Our proposals, which are contained in our policy statement "Renewing Mental Health Law", are a significant step forward. We have come a long way, but there is much more still to do. The new act will bring about major changes in mental health law and practice, but we must continue to work on other fronts as well, to build wider awareness and understanding of the issue of mental health. So too must we work to tackle the stigma and prejudice that is still all too common in this area.

We agree with the Millan committee that services and facilities on the ground must be adequate to meet the modern demands of delivering mental health care. That is why investment in mental health is increasing. Last year alone, more than £500 million was spent on mental health in the NHS, which is an increase of 9 per cent, but money alone is not the answer and we must not pretend that it is. Changes in the law, changes in culture, changes in ways of working and changes in the way that mental illness is perceived and reported in this country must all be driven forward. That should be our focus for debate today.

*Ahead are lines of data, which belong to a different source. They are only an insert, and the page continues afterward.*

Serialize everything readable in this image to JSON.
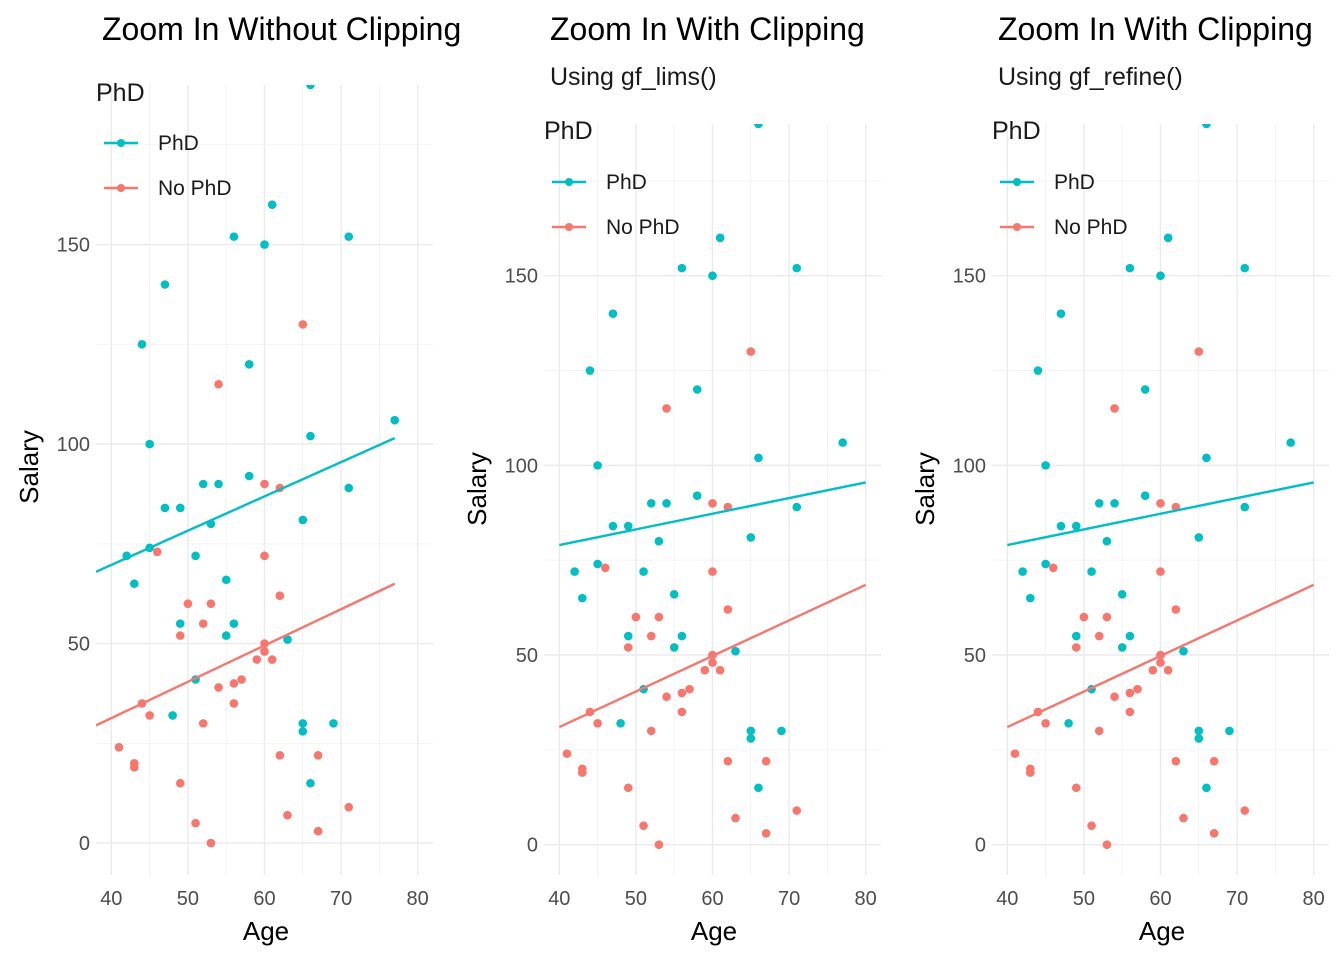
{
  "colors": {
    "phd": "#00BFC4",
    "no_phd": "#F8766D"
  },
  "chart_data": [
    {
      "type": "scatter",
      "title": "Zoom In Without Clipping",
      "subtitle": "",
      "xlabel": "Age",
      "ylabel": "Salary",
      "xlim": [
        38,
        82
      ],
      "ylim": [
        -8,
        190
      ],
      "x_ticks": [
        40,
        50,
        60,
        70,
        80
      ],
      "y_ticks": [
        0,
        50,
        100,
        150
      ],
      "legend": {
        "title": "PhD",
        "position": "top-left",
        "entries": [
          "PhD",
          "No PhD"
        ]
      },
      "lines": {
        "phd": [
          [
            38,
            68
          ],
          [
            77,
            101.5
          ]
        ],
        "no_phd": [
          [
            38,
            29.5
          ],
          [
            77,
            65
          ]
        ]
      },
      "grid": true
    },
    {
      "type": "scatter",
      "title": "Zoom In With Clipping",
      "subtitle": "Using gf_lims()",
      "xlabel": "Age",
      "ylabel": "Salary",
      "xlim": [
        38,
        82
      ],
      "ylim": [
        -8,
        190
      ],
      "x_ticks": [
        40,
        50,
        60,
        70,
        80
      ],
      "y_ticks": [
        0,
        50,
        100,
        150
      ],
      "legend": {
        "title": "PhD",
        "position": "top-left",
        "entries": [
          "PhD",
          "No PhD"
        ]
      },
      "lines": {
        "phd": [
          [
            40,
            79
          ],
          [
            80,
            95.5
          ]
        ],
        "no_phd": [
          [
            40,
            31
          ],
          [
            80,
            68.5
          ]
        ]
      },
      "grid": true
    },
    {
      "type": "scatter",
      "title": "Zoom In With Clipping",
      "subtitle": "Using gf_refine()",
      "xlabel": "Age",
      "ylabel": "Salary",
      "xlim": [
        38,
        82
      ],
      "ylim": [
        -8,
        190
      ],
      "x_ticks": [
        40,
        50,
        60,
        70,
        80
      ],
      "y_ticks": [
        0,
        50,
        100,
        150
      ],
      "legend": {
        "title": "PhD",
        "position": "top-left",
        "entries": [
          "PhD",
          "No PhD"
        ]
      },
      "lines": {
        "phd": [
          [
            40,
            79
          ],
          [
            80,
            95.5
          ]
        ],
        "no_phd": [
          [
            40,
            31
          ],
          [
            80,
            68.5
          ]
        ]
      },
      "grid": true
    }
  ],
  "points": {
    "phd": [
      [
        42,
        72
      ],
      [
        43,
        65
      ],
      [
        44,
        125
      ],
      [
        45,
        100
      ],
      [
        45,
        74
      ],
      [
        47,
        84
      ],
      [
        47,
        140
      ],
      [
        48,
        32
      ],
      [
        49,
        84
      ],
      [
        49,
        55
      ],
      [
        51,
        72
      ],
      [
        51,
        41
      ],
      [
        52,
        90
      ],
      [
        53,
        80
      ],
      [
        54,
        90
      ],
      [
        55,
        66
      ],
      [
        55,
        52
      ],
      [
        56,
        152
      ],
      [
        56,
        55
      ],
      [
        58,
        120
      ],
      [
        58,
        92
      ],
      [
        60,
        150
      ],
      [
        61,
        160
      ],
      [
        63,
        51
      ],
      [
        65,
        81
      ],
      [
        65,
        30
      ],
      [
        65,
        28
      ],
      [
        66,
        102
      ],
      [
        66,
        190
      ],
      [
        66,
        15
      ],
      [
        69,
        30
      ],
      [
        71,
        152
      ],
      [
        71,
        89
      ],
      [
        77,
        106
      ]
    ],
    "no_phd": [
      [
        41,
        24
      ],
      [
        43,
        20
      ],
      [
        43,
        19
      ],
      [
        44,
        35
      ],
      [
        45,
        32
      ],
      [
        46,
        73
      ],
      [
        49,
        52
      ],
      [
        49,
        15
      ],
      [
        50,
        60
      ],
      [
        51,
        5
      ],
      [
        52,
        55
      ],
      [
        52,
        30
      ],
      [
        53,
        0
      ],
      [
        53,
        60
      ],
      [
        54,
        115
      ],
      [
        54,
        39
      ],
      [
        56,
        40
      ],
      [
        56,
        35
      ],
      [
        57,
        41
      ],
      [
        59,
        46
      ],
      [
        60,
        90
      ],
      [
        60,
        50
      ],
      [
        60,
        48
      ],
      [
        60,
        72
      ],
      [
        61,
        46
      ],
      [
        62,
        89
      ],
      [
        62,
        62
      ],
      [
        62,
        22
      ],
      [
        63,
        7
      ],
      [
        65,
        130
      ],
      [
        67,
        22
      ],
      [
        67,
        3
      ],
      [
        71,
        9
      ]
    ]
  }
}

I look forward to the debate. I assure the chamber that we will listen carefully to the contributions that are made, and will reflect on them as we prepare draft legislation. That legislation, in the form of a mental health bill, will be brought before the Parliament early next year. That will fulfil a key programme for government commitment and will be another significant milestone for devolution: clearer, fairer, and safer laws and real and lasting improvements in the way in which we support and protect people who use mental health services. That is a big ambition and an important aim, but it is a prize that together we can achieve.

I move,

That the Parliament welcomes the publication of the Executive's policy statement Renewing Mental Health Law; agrees that the statement provides a sound framework for new legislation which responds to the needs, rights and aspirations of people who use mental health services, while having regard to the public interest, and looks forward to the introduction of a Mental Health Bill, thus fulfilling the Programme for Government commitment to modernise mental health legislation in the light of the Millan Committee's review of existing law.